Sabine is correct. All objects in a spacetime are anchored to that spacetime, so if spacetime has a minimum length, then length contraction of moving objects has a detectable lower limit, thus violating Lorentz invariance.

She seems to be talking about spacetime itself being Lorentz contracted though.

it's true that a sufficiently fast moving object would be length contracted so much that it started interacting with the minimal LQG length, which would violate Lorentz invariance. Depending on how big the LQG loops are, that could be a fanstastically high speed that isn't achievable in the universe though.
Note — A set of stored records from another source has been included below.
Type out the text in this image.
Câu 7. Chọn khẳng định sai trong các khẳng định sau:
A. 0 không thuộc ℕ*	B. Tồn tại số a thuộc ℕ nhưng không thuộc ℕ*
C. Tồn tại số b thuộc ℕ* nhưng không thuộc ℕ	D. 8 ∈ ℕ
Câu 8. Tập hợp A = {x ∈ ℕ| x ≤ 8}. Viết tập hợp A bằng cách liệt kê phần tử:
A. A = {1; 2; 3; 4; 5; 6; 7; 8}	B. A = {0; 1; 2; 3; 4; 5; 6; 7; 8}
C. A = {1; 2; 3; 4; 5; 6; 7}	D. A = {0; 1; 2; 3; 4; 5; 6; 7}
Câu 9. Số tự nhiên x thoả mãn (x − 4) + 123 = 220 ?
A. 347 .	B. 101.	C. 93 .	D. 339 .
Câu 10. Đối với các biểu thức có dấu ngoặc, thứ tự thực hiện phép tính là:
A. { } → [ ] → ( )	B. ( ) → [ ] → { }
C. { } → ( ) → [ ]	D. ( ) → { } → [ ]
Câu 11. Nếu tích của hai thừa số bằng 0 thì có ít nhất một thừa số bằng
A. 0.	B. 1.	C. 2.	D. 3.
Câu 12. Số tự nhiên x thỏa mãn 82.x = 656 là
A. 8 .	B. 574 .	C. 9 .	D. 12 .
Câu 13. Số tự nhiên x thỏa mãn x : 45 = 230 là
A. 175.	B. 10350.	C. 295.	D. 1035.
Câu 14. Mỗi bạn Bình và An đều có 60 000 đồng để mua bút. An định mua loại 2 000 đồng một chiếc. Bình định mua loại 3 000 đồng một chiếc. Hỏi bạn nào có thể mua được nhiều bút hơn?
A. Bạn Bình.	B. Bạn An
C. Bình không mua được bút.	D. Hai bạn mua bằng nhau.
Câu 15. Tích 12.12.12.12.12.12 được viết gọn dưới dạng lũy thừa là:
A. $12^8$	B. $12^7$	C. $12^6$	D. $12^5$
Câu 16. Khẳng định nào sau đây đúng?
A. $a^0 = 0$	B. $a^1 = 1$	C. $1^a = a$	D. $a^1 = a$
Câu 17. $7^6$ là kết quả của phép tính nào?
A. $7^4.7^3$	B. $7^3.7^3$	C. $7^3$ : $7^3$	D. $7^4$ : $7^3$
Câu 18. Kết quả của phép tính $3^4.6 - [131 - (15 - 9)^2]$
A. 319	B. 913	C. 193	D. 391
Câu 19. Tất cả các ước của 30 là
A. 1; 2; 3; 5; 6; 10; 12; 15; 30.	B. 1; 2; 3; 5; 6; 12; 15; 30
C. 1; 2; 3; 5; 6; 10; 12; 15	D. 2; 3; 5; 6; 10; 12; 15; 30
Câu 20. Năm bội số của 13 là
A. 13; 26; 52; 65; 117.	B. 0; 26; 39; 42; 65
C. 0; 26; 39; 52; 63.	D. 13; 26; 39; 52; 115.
Continuously saying "minimum length could just be smaller" is a god of the gaps argument. Technically correct but wildly suspicious, particularly if your theory doesn't actually say what the minimum length ought to be, eg. it's borderline not falsifiable if you can keep moving the goalposts.
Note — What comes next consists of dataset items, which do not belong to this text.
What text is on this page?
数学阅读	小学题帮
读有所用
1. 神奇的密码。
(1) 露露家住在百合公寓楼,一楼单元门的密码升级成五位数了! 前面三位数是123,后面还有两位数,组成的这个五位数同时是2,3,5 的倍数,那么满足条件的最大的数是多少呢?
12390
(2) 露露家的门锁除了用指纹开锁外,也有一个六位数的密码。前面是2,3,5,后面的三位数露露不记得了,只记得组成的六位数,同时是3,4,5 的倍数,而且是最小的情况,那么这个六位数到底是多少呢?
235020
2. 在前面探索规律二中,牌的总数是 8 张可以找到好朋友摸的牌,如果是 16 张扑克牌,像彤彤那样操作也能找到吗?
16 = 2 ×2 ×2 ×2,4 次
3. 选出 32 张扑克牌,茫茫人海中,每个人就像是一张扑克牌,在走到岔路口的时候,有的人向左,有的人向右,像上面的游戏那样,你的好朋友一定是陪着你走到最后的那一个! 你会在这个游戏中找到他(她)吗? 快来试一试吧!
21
I assume the paper she and Brian Keating are talking about were very explicit in how they tested this property and how Lorentz invariance was expected to be violated, so you could check the paper for specifics.

Depending on your reference coordinate system, space is transformed. That is the entire point of relativity theory. You might be misunderstanding things here.

Coordinates are transformed, not the actual space. Objects are length-contracted due to the electric field being length contracted.

You seem to be of the same opinion as Sabine when it comes down to distinguishing between mathematical modelling, and reality. In mathematics though, coordinate transformation and space transformation are the same thing. How that plays out for the actual physics happening, might be a different thing, but note that you still describe it mathematically.